10% of population sign ban plastic carrier bags petition
ENVIRONMENTAL campaigners have handed over a petition to the States with more than 6,300 signatures calling for bold action to ban plastic carrier bags, including bags for life.
Plastic Free Guernsey wants Environment & Infrastructure to ban the bags because they suffocate the ocean, spoil natural landscapes and kill wildlife.
Passing the petition over to E&I president Barry Brehaut, Madeleine Norman from the group said a response was needed to combat an evident problem.
‘There is no facility to recycle plastic bags locally, so at best they end up in landfill somewhere contributing to the carbon footprint, and at worse they end up in the environment flying around and eventually in the soil where they break down creating micro-plastics, or even worse they end up in the sea and are mistaken as food for marine life.’
The idea is that islanders should all switch to cloth bags, which are truly sustainable, and a few cotton, jute or hessian bags stationed in handbags, glove compartments, desks and on coat hooks can last a lifetime.
A ban on plastic bags could face criticism that it hits the elderly and the poor, but Ms Norman said they had experienced across the board support for a ban.
‘I think the fact that we’ve got over 10% of the population who’ve signed this petition, I think that shows that people are ready for it, and when you say about the older generation, they used to take a bag because they didn’t have bags offered to them at the supermarket, or they would reuse one of the boxes that the produce had come in.
‘That’s the sort of mentality that we need to adopt again.

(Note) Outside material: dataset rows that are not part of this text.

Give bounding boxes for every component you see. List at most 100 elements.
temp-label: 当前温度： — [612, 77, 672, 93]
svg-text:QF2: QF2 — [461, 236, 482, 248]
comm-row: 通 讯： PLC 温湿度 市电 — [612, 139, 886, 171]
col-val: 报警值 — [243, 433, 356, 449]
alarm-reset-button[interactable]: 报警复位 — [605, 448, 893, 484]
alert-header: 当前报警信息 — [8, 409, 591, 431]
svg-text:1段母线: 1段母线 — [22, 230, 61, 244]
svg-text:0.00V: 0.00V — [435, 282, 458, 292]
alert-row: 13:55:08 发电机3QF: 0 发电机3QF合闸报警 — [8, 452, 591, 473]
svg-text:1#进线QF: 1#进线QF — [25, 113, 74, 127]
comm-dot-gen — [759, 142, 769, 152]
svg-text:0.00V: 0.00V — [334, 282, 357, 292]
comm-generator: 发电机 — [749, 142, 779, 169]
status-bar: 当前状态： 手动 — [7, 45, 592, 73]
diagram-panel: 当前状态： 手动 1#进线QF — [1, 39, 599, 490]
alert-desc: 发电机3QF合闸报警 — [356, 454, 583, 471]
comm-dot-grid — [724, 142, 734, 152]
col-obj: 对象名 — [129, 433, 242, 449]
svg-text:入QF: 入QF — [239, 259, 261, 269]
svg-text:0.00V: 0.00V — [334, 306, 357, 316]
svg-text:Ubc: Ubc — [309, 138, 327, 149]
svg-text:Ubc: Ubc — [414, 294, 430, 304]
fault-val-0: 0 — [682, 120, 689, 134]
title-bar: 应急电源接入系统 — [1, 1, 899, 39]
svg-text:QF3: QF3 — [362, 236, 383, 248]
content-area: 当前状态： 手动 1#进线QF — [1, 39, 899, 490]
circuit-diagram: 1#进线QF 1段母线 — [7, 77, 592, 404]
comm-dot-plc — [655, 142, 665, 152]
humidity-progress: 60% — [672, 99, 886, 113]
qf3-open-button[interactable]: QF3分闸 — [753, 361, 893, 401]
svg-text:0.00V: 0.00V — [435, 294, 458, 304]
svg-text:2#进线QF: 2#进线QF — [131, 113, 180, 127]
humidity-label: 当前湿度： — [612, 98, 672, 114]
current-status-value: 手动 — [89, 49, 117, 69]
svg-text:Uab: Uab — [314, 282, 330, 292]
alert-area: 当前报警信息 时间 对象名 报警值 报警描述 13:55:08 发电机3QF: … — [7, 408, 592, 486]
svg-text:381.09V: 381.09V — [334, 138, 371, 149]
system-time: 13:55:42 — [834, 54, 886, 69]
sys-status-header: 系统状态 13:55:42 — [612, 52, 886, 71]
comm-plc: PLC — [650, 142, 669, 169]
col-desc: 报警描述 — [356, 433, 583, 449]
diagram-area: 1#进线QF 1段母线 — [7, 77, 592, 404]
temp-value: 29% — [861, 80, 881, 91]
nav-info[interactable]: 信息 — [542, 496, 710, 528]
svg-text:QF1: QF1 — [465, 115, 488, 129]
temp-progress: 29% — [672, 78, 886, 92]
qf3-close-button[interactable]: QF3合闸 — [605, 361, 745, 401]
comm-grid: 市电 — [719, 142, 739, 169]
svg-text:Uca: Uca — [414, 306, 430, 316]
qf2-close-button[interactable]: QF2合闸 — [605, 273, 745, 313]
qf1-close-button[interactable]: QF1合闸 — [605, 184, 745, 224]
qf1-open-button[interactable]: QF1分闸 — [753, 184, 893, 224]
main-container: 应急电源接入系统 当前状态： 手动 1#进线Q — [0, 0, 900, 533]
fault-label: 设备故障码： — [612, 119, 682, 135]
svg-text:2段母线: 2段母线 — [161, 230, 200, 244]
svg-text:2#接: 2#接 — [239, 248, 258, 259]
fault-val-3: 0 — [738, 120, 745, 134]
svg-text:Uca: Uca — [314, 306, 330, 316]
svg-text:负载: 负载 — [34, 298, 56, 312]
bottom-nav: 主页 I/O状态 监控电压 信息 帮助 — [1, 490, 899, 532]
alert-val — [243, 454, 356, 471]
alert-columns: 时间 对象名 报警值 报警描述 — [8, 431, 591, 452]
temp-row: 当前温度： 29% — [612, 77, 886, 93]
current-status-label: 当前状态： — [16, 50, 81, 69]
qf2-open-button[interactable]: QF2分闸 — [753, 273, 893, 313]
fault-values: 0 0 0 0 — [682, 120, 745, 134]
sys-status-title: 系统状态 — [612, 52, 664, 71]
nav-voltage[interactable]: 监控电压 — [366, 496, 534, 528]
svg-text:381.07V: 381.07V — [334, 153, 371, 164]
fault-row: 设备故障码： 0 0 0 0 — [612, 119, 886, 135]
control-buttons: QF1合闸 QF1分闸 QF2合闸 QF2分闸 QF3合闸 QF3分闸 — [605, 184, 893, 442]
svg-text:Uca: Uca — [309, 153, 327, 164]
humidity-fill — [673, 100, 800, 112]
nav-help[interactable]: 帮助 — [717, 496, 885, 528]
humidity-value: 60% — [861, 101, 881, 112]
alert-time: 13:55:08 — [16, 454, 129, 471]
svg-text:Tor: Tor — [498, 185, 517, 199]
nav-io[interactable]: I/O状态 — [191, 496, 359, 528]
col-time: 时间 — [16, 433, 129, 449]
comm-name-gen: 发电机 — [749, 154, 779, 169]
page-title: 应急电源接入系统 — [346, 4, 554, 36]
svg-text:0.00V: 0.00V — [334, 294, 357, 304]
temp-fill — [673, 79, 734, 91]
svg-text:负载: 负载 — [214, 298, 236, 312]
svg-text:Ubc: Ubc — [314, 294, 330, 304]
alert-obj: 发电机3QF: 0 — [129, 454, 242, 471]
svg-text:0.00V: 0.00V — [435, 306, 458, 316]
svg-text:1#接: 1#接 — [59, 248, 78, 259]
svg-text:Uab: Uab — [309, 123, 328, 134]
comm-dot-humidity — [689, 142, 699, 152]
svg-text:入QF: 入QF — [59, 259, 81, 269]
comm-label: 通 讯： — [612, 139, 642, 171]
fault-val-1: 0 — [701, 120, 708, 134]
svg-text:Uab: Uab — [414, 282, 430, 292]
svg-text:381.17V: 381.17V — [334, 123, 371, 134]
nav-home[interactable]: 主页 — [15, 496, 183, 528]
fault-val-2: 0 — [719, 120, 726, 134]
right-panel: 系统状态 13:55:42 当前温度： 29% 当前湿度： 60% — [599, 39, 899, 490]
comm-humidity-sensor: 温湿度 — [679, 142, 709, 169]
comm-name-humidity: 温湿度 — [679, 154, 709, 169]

We want to go back to that way, and it worked then so there’s no reason why it can’t work now.’
Deputy Brehaut received the petition with 6,352 names enthusiastically and promised that the matter was being looked at.
‘The committee have already agreed to work up proposals to submit to the States on this topic in the future.
‘We are working closely with Guernsey Waste to put together these proposals but we are in the very early stages of the process.
‘Preliminary advice has been received from our legal advisers in regard to the type of legislative arrangements that may be required to implement such a ban and there are different options that the committee will need to consider.’
No timescale has yet been issued about when proposals could go before the States and it is unclear whether the ‘different options’ that will be considered will include the so-called bags for life.